My name is Dana, I am 18 years old, a senior in high school, and a very active person. Five years ago I met this wonderful little girl named Diane, and my life will forever be changed.
As our friendship blossomed I learned she loved school and playing soccer with her friends. I learned her favorite foods, colors and that she wanted to be a nurse when she grew up.
However, I never met Diane in person, our friendship was simply formed by writing letters back and forth to each other. Along with letters, she sent me drawings and I sent her photos. These letters traveled much farther than your average birthday card you receive from your grandparents. They traveled all the way from Washington State to Rwanda.
I simple typed in my birthday and Diane showed up, at the young age of four. For two years we wrote back and forth, but then one day I came home from a friend’s house and my parents were acting very strange. They sat me down and told me the news I would never have seen coming, Diane just after her sixth birthday had passed away from Malaria. This wasn’t right, Diane had her whole life in front of her and it was taken away by an illness that is preventable and curable.

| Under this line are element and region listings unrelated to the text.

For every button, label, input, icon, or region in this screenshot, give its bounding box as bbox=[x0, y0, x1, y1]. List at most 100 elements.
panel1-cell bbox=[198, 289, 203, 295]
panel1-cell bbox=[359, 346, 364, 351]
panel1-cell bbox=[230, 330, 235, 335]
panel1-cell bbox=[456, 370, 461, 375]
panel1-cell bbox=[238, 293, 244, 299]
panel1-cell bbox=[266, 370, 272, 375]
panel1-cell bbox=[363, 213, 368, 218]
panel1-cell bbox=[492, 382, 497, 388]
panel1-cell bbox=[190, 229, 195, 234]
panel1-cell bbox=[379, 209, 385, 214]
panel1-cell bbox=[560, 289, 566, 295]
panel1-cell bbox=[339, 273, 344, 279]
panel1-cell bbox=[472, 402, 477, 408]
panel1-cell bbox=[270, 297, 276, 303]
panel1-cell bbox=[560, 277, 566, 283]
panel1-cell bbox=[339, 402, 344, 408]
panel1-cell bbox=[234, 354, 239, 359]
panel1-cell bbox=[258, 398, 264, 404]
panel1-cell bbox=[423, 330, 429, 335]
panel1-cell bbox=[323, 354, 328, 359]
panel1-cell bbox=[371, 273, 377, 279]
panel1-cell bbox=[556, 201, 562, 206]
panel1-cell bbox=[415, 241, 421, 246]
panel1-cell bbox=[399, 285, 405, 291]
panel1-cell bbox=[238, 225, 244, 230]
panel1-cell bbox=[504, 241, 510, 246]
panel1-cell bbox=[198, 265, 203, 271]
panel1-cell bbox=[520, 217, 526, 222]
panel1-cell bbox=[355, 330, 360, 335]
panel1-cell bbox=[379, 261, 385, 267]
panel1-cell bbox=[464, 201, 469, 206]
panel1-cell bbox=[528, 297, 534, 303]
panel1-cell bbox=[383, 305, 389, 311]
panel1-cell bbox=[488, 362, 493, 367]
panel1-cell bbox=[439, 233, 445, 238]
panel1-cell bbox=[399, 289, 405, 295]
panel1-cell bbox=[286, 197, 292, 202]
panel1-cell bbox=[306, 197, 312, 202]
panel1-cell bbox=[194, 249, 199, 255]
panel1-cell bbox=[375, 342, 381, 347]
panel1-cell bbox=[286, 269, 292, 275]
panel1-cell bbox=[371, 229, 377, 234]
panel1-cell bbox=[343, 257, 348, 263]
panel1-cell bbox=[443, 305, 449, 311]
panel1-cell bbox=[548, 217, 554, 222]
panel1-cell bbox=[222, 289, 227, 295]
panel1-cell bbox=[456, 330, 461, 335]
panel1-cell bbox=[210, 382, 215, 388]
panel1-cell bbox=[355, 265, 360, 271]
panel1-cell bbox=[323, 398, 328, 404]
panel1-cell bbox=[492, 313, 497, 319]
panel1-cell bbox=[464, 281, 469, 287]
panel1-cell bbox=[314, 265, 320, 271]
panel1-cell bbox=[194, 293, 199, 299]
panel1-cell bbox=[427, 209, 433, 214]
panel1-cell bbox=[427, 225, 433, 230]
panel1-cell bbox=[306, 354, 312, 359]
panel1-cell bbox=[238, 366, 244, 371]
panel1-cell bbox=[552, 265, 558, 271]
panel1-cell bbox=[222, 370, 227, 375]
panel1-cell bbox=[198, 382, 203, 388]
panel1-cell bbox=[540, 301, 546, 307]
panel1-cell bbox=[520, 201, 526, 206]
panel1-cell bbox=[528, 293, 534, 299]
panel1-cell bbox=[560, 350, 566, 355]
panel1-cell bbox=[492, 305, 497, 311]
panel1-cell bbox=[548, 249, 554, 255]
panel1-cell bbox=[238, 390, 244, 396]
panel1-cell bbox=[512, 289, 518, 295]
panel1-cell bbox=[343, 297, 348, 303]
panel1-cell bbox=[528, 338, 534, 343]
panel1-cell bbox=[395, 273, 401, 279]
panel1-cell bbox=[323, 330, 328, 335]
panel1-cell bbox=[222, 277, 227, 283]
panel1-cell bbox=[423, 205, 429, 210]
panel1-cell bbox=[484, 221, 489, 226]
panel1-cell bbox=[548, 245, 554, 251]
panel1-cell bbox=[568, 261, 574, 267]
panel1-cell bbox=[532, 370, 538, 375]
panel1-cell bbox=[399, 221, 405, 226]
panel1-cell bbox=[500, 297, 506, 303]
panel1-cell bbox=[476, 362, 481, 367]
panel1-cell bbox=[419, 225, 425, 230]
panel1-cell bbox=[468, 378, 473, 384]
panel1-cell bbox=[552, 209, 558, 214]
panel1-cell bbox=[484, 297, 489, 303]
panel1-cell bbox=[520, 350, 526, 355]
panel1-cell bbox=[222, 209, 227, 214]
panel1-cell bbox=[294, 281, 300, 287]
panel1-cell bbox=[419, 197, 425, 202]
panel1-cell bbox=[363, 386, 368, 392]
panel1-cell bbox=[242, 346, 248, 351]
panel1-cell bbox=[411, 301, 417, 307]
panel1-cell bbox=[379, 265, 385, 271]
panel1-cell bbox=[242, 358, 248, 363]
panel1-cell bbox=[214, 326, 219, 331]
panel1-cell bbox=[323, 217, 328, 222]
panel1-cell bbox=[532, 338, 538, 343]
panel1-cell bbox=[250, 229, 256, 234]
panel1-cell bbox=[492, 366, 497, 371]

A child in Africa dies every minute from malaria.
How malaria works is a mosquito that has been infected with the parasite acts as a vector and will spread the infection to people when they bite them. The type of mosquitos that can carry malaria live longer and usually only bite humans. These mosquitos mainly live in Africa and that is why 90% of deaths caused by malaria in the world are found there.
These bugs bite mainly from dusk to dawn, that is why mosquito nets are so important. Because of my experience with Diane I have created the Diane Foundation. The goal of the Diane foundation is to raise money for mosquito nets and awareness of malaria. People need to understand that futures are being taken away from children and this can be prevented with donating a net, which costs less than $15, to a child in need.
From 2000 to 2013 the amount of children dying from Malaria in Africa has been reduced by 58%. This is a great accomplishment but it is not enough. It is estimated that 584,000 people passed away from Malaria in 2013. Every child should be given the opportunity to be what they want when they grow up, whether that’s a nurse, a teacher or a philanthropist.